Religious Spirituality


Ever heard this one? I’m spiritual but not religious!

It’s usually employed by people who’ve “had it” with institutionalized religion. They’re typically trying to distance themselves from ritual, buildings and hierarchy-patriarchy. They’ve been burned, abused or bored by the system. They believe in the Story of God/god but not in the system in which he/she’s been “located”.

One of the unintended consequences of the spiritual but not religious phrase is that it makes it sound like anyone who is religious is not spiritual. But then what do you do with The Dalai Lama, Desmond Tutu or Mother Teresa who in spite of being very religious are profoundly spiritual.

The second problem with this position is that many spiritual people participate in structured religious activities whenever “the spirit moves them”. They pick and choose the rituals they do like and attend church, temple or prayer services they find meaningful.

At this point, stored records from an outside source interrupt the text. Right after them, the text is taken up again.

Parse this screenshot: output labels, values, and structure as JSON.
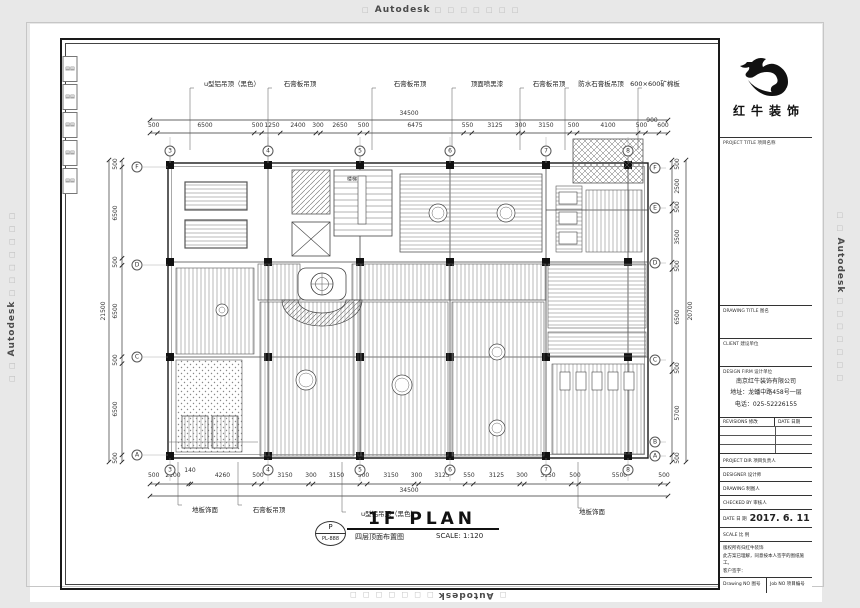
{
  "watermark": {
    "brand": "Autodesk",
    "squares_before": "□",
    "squares_after": "□ □ □ □ □ □ □",
    "squares_side_before": "□ □",
    "squares_side_after": "□ □ □ □ □ □ □"
  },
  "title_block": {
    "logo_name": "红牛装饰",
    "project_title": "PROJECT TITLE  项目名称",
    "drawing_title": "DRAWING TITLE  图名",
    "client": "CLIENT  建设单位",
    "design_firm": "DESIGN FIRM  设计单位",
    "company": "南京红牛装饰有限公司",
    "address": "地址：龙蟠中路458号一层",
    "phone": "电话：025-52226155",
    "revisions": "REVISIONS  修改",
    "rev_date": "DATE  日期",
    "project_dir": "PROJECT DIR  项目负责人",
    "designer": "DESIGNER  设计师",
    "drafter": "DRAWING  制图人",
    "checked": "CHECKED BY  审核人",
    "date_label": "DATE  日 期",
    "date_value": "2017. 6. 11",
    "scale_label": "SCALE  比 例",
    "note1": "版权所有归红牛装饰",
    "note2": "此方案已理解，同意按本人签字的图纸施工。",
    "note3": "客户签字：",
    "drawing_no": "Drawing NO  图号",
    "job_no": "Job NO  项目编号"
  },
  "plan": {
    "title": "1F PLAN",
    "subtitle": "四层顶面布置图",
    "scale_note": "SCALE: 1:120",
    "ref_top": "P",
    "ref_no": "PL-888",
    "labels": [
      {
        "t": "500",
        "x": 153.7,
        "y": 125.5,
        "c": "dim"
      },
      {
        "t": "6500",
        "x": 205,
        "y": 125.5,
        "c": "dim"
      },
      {
        "t": "500",
        "x": 257.5,
        "y": 125.5,
        "c": "dim"
      },
      {
        "t": "1250",
        "x": 272,
        "y": 125.5,
        "c": "dim"
      },
      {
        "t": "2400",
        "x": 298,
        "y": 125.5,
        "c": "dim"
      },
      {
        "t": "300",
        "x": 318,
        "y": 125.5,
        "c": "dim"
      },
      {
        "t": "2650",
        "x": 340,
        "y": 125.5,
        "c": "dim"
      },
      {
        "t": "500",
        "x": 363.5,
        "y": 125.5,
        "c": "dim"
      },
      {
        "t": "6475",
        "x": 415,
        "y": 125.5,
        "c": "dim"
      },
      {
        "t": "550",
        "x": 467.5,
        "y": 125.5,
        "c": "dim"
      },
      {
        "t": "3125",
        "x": 495,
        "y": 125.5,
        "c": "dim"
      },
      {
        "t": "300",
        "x": 520.5,
        "y": 125.5,
        "c": "dim"
      },
      {
        "t": "3150",
        "x": 546,
        "y": 125.5,
        "c": "dim"
      },
      {
        "t": "500",
        "x": 573.5,
        "y": 125.5,
        "c": "dim"
      },
      {
        "t": "4100",
        "x": 608,
        "y": 125.5,
        "c": "dim"
      },
      {
        "t": "500",
        "x": 641.5,
        "y": 125.5,
        "c": "dim"
      },
      {
        "t": "900",
        "x": 652,
        "y": 121,
        "c": "dim"
      },
      {
        "t": "600",
        "x": 663,
        "y": 125.5,
        "c": "dim"
      },
      {
        "t": "34500",
        "x": 409,
        "y": 114,
        "c": "dim"
      },
      {
        "t": "500",
        "x": 153.7,
        "y": 476,
        "c": "dim"
      },
      {
        "t": "2100",
        "x": 173,
        "y": 476,
        "c": "dim"
      },
      {
        "t": "140",
        "x": 190,
        "y": 471,
        "c": "dim"
      },
      {
        "t": "4260",
        "x": 222.5,
        "y": 476,
        "c": "dim"
      },
      {
        "t": "500",
        "x": 258,
        "y": 476,
        "c": "dim"
      },
      {
        "t": "3150",
        "x": 285,
        "y": 476,
        "c": "dim"
      },
      {
        "t": "300",
        "x": 311,
        "y": 476,
        "c": "dim"
      },
      {
        "t": "3150",
        "x": 336.5,
        "y": 476,
        "c": "dim"
      },
      {
        "t": "500",
        "x": 363.5,
        "y": 476,
        "c": "dim"
      },
      {
        "t": "3150",
        "x": 391,
        "y": 476,
        "c": "dim"
      },
      {
        "t": "300",
        "x": 416.5,
        "y": 476,
        "c": "dim"
      },
      {
        "t": "3125",
        "x": 442,
        "y": 476,
        "c": "dim"
      },
      {
        "t": "550",
        "x": 469,
        "y": 476,
        "c": "dim"
      },
      {
        "t": "3125",
        "x": 496.5,
        "y": 476,
        "c": "dim"
      },
      {
        "t": "300",
        "x": 522,
        "y": 476,
        "c": "dim"
      },
      {
        "t": "3150",
        "x": 548,
        "y": 476,
        "c": "dim"
      },
      {
        "t": "500",
        "x": 575,
        "y": 476,
        "c": "dim"
      },
      {
        "t": "5500",
        "x": 619.5,
        "y": 476,
        "c": "dim"
      },
      {
        "t": "500",
        "x": 664,
        "y": 476,
        "c": "dim"
      },
      {
        "t": "34500",
        "x": 409,
        "y": 491,
        "c": "dim"
      },
      {
        "t": "500",
        "x": 116,
        "y": 163.5,
        "c": "dim",
        "r": -90
      },
      {
        "t": "6500",
        "x": 116,
        "y": 212.7,
        "c": "dim",
        "r": -90
      },
      {
        "t": "500",
        "x": 116,
        "y": 261.8,
        "c": "dim",
        "r": -90
      },
      {
        "t": "6500",
        "x": 116,
        "y": 311,
        "c": "dim",
        "r": -90
      },
      {
        "t": "500",
        "x": 116,
        "y": 360.1,
        "c": "dim",
        "r": -90
      },
      {
        "t": "6500",
        "x": 116,
        "y": 409.3,
        "c": "dim",
        "r": -90
      },
      {
        "t": "500",
        "x": 116,
        "y": 458.4,
        "c": "dim",
        "r": -90
      },
      {
        "t": "21500",
        "x": 104,
        "y": 311,
        "c": "dim",
        "r": -90
      },
      {
        "t": "500",
        "x": 678,
        "y": 163.6,
        "c": "dim",
        "r": -90
      },
      {
        "t": "2500",
        "x": 678,
        "y": 185.5,
        "c": "dim",
        "r": -90
      },
      {
        "t": "500",
        "x": 678,
        "y": 207.4,
        "c": "dim",
        "r": -90
      },
      {
        "t": "3500",
        "x": 678,
        "y": 236.6,
        "c": "dim",
        "r": -90
      },
      {
        "t": "500",
        "x": 678,
        "y": 265.8,
        "c": "dim",
        "r": -90
      },
      {
        "t": "6500",
        "x": 678,
        "y": 316.9,
        "c": "dim",
        "r": -90
      },
      {
        "t": "500",
        "x": 678,
        "y": 367.9,
        "c": "dim",
        "r": -90
      },
      {
        "t": "5700",
        "x": 678,
        "y": 413.2,
        "c": "dim",
        "r": -90
      },
      {
        "t": "500",
        "x": 678,
        "y": 458.4,
        "c": "dim",
        "r": -90
      },
      {
        "t": "20700",
        "x": 691,
        "y": 311,
        "c": "dim",
        "r": -90
      },
      {
        "t": "3",
        "x": 170,
        "y": 151,
        "c": "bub"
      },
      {
        "t": "4",
        "x": 268,
        "y": 151,
        "c": "bub"
      },
      {
        "t": "5",
        "x": 360,
        "y": 151,
        "c": "bub"
      },
      {
        "t": "6",
        "x": 450,
        "y": 151,
        "c": "bub"
      },
      {
        "t": "7",
        "x": 546,
        "y": 151,
        "c": "bub"
      },
      {
        "t": "8",
        "x": 628,
        "y": 151,
        "c": "bub"
      },
      {
        "t": "3",
        "x": 170,
        "y": 470,
        "c": "bub"
      },
      {
        "t": "4",
        "x": 268,
        "y": 470,
        "c": "bub"
      },
      {
        "t": "5",
        "x": 360,
        "y": 470,
        "c": "bub"
      },
      {
        "t": "6",
        "x": 450,
        "y": 470,
        "c": "bub"
      },
      {
        "t": "7",
        "x": 546,
        "y": 470,
        "c": "bub"
      },
      {
        "t": "8",
        "x": 628,
        "y": 470,
        "c": "bub"
      },
      {
        "t": "F",
        "x": 137,
        "y": 167,
        "c": "bub"
      },
      {
        "t": "D",
        "x": 137,
        "y": 265,
        "c": "bub"
      },
      {
        "t": "C",
        "x": 137,
        "y": 357,
        "c": "bub"
      },
      {
        "t": "A",
        "x": 137,
        "y": 455,
        "c": "bub"
      },
      {
        "t": "F",
        "x": 655,
        "y": 168,
        "c": "bub"
      },
      {
        "t": "E",
        "x": 655,
        "y": 208,
        "c": "bub"
      },
      {
        "t": "D",
        "x": 655,
        "y": 263,
        "c": "bub"
      },
      {
        "t": "C",
        "x": 655,
        "y": 360,
        "c": "bub"
      },
      {
        "t": "B",
        "x": 655,
        "y": 442,
        "c": "bub"
      },
      {
        "t": "A",
        "x": 655,
        "y": 456,
        "c": "bub"
      },
      {
        "t": "u型铝吊顶（黑色）",
        "x": 232,
        "y": 84,
        "c": "anno"
      },
      {
        "t": "石膏板吊顶",
        "x": 300,
        "y": 84,
        "c": "anno"
      },
      {
        "t": "石膏板吊顶",
        "x": 410,
        "y": 84,
        "c": "anno"
      },
      {
        "t": "顶面喷黑漆",
        "x": 487,
        "y": 84,
        "c": "anno"
      },
      {
        "t": "石膏板吊顶",
        "x": 549,
        "y": 84,
        "c": "anno"
      },
      {
        "t": "防水石膏板吊顶",
        "x": 601,
        "y": 84,
        "c": "anno"
      },
      {
        "t": "600×600矿棉板",
        "x": 655,
        "y": 84,
        "c": "anno"
      },
      {
        "t": "地板饰面",
        "x": 205,
        "y": 510,
        "c": "anno"
      },
      {
        "t": "石膏板吊顶",
        "x": 269,
        "y": 510,
        "c": "anno"
      },
      {
        "t": "u型铝吊顶（黑色）",
        "x": 389,
        "y": 514,
        "c": "anno"
      },
      {
        "t": "地板饰面",
        "x": 592,
        "y": 512,
        "c": "anno"
      },
      {
        "t": "楼梯",
        "x": 352,
        "y": 180,
        "c": "tiny"
      },
      {
        "t": "▤▤",
        "x": 70,
        "y": 69,
        "c": "bind"
      },
      {
        "t": "▤▤",
        "x": 70,
        "y": 97,
        "c": "bind"
      },
      {
        "t": "▤▤",
        "x": 70,
        "y": 125,
        "c": "bind"
      },
      {
        "t": "▤▤",
        "x": 70,
        "y": 153,
        "c": "bind"
      },
      {
        "t": "▤▤",
        "x": 70,
        "y": 181,
        "c": "bind"
      }
    ]
  }
}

They also send their seeking friends to the very same institutions they’ve left.

It seems that the whole religious – spiritual enterprise is more fluid than any of us like to admit. We all travel in and out of religious structures and spiritual experiences with far more frequency than we like to admit. We’re not only switching religious practices, we’re trying on whole new beliefs and religions. Unfortunately we’re doing much of this behind closed doors so as to avoid the gaze of our judgmental brothers and sisters.

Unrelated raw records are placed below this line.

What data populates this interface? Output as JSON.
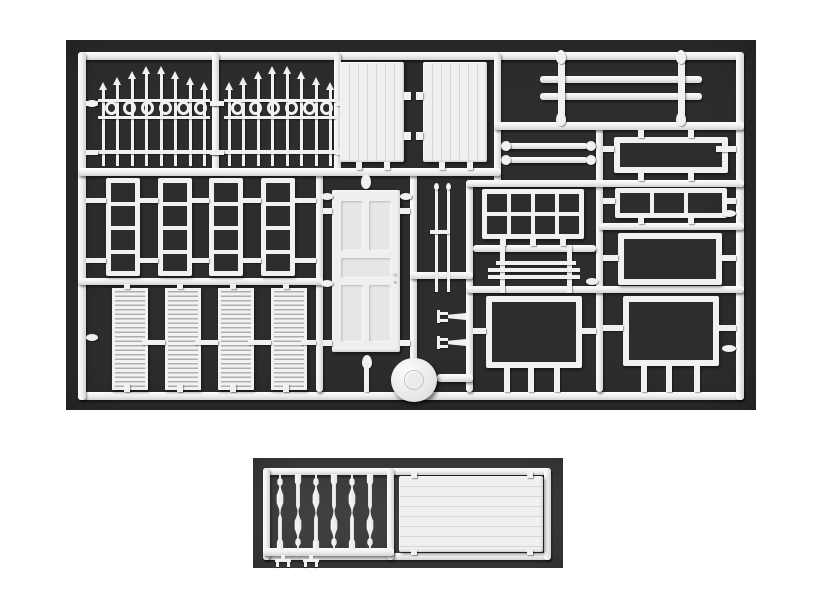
{
  "scene": {
    "description": "Photograph of two white injection-moulded plastic model sprues of architectural parts laid on dark grey backgrounds",
    "main_sprue_label": "large sprue with fences, doors, windows, shutters and frames",
    "small_sprue_label": "small sprue with turned balusters and a planked wall panel"
  },
  "colors": {
    "page_bg": "#ffffff",
    "main_photo_bg": "#2d2d2d",
    "small_photo_bg": "#404040",
    "plastic": "#f1f1f1",
    "plastic_highlight": "#fdfdfd",
    "plastic_shadow": "#d2d2d2"
  },
  "main_sprue": {
    "parts": [
      {
        "name": "ornamental fence section with spear finials and ring band",
        "count": 2
      },
      {
        "name": "vertical planked door panel with hinge tabs",
        "count": 2
      },
      {
        "name": "double handrail with two finial posts",
        "count": 1
      },
      {
        "name": "short railing bar with end knobs",
        "count": 2
      },
      {
        "name": "open rectangular frame, small",
        "count": 1
      },
      {
        "name": "three-pane window strip",
        "count": 1
      },
      {
        "name": "open rectangular frame, medium",
        "count": 1
      },
      {
        "name": "open rectangular frame, large",
        "count": 2
      },
      {
        "name": "eight-pane window 4x2",
        "count": 1
      },
      {
        "name": "triple-rail gate section",
        "count": 1
      },
      {
        "name": "four-pane sash window",
        "count": 4
      },
      {
        "name": "four-panel door with knob",
        "count": 1
      },
      {
        "name": "louvred shutter",
        "count": 4
      },
      {
        "name": "thin post rod",
        "count": 2
      },
      {
        "name": "small wall bracket",
        "count": 2
      },
      {
        "name": "round mould disc with embossed mark",
        "count": 1
      }
    ]
  },
  "small_sprue": {
    "parts": [
      {
        "name": "turned baluster",
        "count": 6
      },
      {
        "name": "small T-shaped foot",
        "count": 2
      },
      {
        "name": "horizontal planked wall panel",
        "count": 1
      }
    ]
  }
}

We’ve coined the term Religious Spirituality as a way of opening up the conversation, becoming more inclusive and expressing curiosity about people’s journeys. We can’t understand how it became culturally acceptable to discuss topics like Sex (quite casually it seems) and politics, but not religion. How did this happen?

We need to become more curious about others and transparent about ourselves.

We need to stop “breaking up” with each other over a difference in beliefs.

We need to “sit at one another’s feet” and listen carefully to the experiences.

We need to put practice above preaching and formation above information and text within context.